Discard the Dross and Select the Essential: Pre-query Sample Selection for Black-box Membership Inference Attacks
2026-06-29 • Cryptography and Security
Cryptography and Security
AI summaryⓘ
The authors study how to improve black-box membership inference attacks, which try to tell if certain data were used to train a model by asking the model questions. They note that not all data give clear clues, so asking indiscriminately wastes effort and risks revealing the attack. To fix this, they propose PSS-MIA, a method that first picks the most informative samples based on a new ranking technique called Loss-Gap Ranking before querying the model. Their tests show that this approach reduces the number of needed queries by a lot while maintaining good attack performance across different datasets.
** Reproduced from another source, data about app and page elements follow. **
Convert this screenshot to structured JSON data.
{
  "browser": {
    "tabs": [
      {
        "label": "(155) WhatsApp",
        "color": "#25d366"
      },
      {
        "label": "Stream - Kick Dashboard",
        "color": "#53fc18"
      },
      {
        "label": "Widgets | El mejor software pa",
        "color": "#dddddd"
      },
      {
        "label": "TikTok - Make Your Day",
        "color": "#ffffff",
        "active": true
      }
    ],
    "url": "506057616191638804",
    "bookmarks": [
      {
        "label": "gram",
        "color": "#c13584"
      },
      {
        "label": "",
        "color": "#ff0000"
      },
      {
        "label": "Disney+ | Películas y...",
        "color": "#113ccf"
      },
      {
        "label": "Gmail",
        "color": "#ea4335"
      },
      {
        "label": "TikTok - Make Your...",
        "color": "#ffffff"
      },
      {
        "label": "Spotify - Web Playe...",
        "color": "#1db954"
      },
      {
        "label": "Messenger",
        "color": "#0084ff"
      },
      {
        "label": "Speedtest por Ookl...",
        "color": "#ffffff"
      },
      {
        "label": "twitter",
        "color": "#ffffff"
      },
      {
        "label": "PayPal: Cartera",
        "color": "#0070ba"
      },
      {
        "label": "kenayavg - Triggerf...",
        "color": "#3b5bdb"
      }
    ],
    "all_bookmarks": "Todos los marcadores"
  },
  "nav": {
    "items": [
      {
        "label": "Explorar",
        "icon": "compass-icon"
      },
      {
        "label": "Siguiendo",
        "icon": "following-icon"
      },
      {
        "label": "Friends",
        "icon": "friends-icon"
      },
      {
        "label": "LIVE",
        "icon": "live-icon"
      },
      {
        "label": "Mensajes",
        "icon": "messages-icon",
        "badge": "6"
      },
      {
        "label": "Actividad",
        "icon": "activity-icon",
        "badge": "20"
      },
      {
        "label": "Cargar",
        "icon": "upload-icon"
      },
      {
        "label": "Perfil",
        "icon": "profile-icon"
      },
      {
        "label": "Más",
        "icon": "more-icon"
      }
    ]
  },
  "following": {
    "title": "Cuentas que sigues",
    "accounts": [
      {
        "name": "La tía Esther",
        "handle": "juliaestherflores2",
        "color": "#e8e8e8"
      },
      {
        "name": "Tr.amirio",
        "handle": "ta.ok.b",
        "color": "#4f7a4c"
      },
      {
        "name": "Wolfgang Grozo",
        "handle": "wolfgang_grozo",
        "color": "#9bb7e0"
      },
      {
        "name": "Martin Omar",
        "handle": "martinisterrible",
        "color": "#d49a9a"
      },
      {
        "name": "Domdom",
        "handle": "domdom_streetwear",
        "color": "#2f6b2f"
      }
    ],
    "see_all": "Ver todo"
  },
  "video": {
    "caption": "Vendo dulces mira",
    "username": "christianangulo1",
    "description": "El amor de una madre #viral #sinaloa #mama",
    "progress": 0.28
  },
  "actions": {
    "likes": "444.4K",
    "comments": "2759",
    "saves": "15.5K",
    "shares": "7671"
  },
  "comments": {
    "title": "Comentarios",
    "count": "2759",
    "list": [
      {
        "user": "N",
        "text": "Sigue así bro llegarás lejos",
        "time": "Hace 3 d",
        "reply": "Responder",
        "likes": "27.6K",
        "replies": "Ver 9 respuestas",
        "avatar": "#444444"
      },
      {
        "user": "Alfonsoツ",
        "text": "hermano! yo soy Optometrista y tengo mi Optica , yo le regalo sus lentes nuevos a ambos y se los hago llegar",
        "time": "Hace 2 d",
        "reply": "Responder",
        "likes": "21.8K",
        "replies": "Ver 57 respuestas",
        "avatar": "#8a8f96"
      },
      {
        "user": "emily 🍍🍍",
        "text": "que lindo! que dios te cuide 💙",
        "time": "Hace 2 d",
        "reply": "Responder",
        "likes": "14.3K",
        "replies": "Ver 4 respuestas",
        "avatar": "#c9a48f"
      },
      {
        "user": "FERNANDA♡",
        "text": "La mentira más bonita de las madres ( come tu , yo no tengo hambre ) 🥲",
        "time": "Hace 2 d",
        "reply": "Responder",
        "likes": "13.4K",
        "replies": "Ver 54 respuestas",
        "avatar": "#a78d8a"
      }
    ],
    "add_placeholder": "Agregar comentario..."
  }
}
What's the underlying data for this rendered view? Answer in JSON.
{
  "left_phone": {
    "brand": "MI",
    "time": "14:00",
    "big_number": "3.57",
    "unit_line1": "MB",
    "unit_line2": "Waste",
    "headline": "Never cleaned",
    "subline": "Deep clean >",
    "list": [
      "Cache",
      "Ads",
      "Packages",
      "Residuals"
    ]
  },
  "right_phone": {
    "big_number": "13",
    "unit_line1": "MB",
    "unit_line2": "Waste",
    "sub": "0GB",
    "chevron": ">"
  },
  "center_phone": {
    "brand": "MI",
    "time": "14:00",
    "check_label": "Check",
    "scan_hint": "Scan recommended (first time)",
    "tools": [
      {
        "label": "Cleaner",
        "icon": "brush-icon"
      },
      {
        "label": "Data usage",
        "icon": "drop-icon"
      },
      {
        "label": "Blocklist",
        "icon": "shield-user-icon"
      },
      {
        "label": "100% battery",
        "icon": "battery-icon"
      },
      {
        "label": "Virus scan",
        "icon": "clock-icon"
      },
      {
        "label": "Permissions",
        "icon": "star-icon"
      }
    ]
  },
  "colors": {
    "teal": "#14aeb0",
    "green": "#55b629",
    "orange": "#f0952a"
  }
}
membership inference attackblack-box modelquery costmembership signalsample selectionLoss-Gap Rankingreference modelsfalse positive rateCIFAR-10CIFAR-100
Authors
Dongdong Zhao, Jinrong Hu, Changtian Song, Jian Chen, Hongmin Wang, Baogang Song
Abstract
Black-box membership inference attacks (MIAs) rely on target-model queries to infer whether candidate samples were used for training. However, membership signals are highly non-uniform across samples: some candidate samples support strong member/non-member separability, whereas many others provide little useful signal. Consequently, indiscriminate querying can incur substantial query cost and increase query-induced exposure, with limited marginal benefit for inference. This raises a key question: which candidate samples are worth querying for black-box MIAs? To address this question, we propose PSS-MIA, a pre-query sample selection framework which can be embedded with any existing MIA methods. PSS-MIA proceeds in two stages: it first ranks candidate samples and selects a subset expected to support stronger membership inference, then queries the selected samples and uses the returned outputs for an existing black-box MIA, thereby reducing query cost and query-induced exposure. In the first stage, we propose Loss-Gap Ranking (LGR), which ranks candidate samples by estimating the strength of their membership signal using loss gaps computed from reference models. Experiments on CIFAR-10, CIFAR-100, and CINIC-10 with five representative black-box MIA methods demonstrate that PSS-MIA with LGR consistently outperforms all other compared methods. Moreover, under a 0.1% FPR constraint, PSS-MIA can save at least 83.1%, 60.6%, and 80.4% of the query budget for the three datasets, respectively.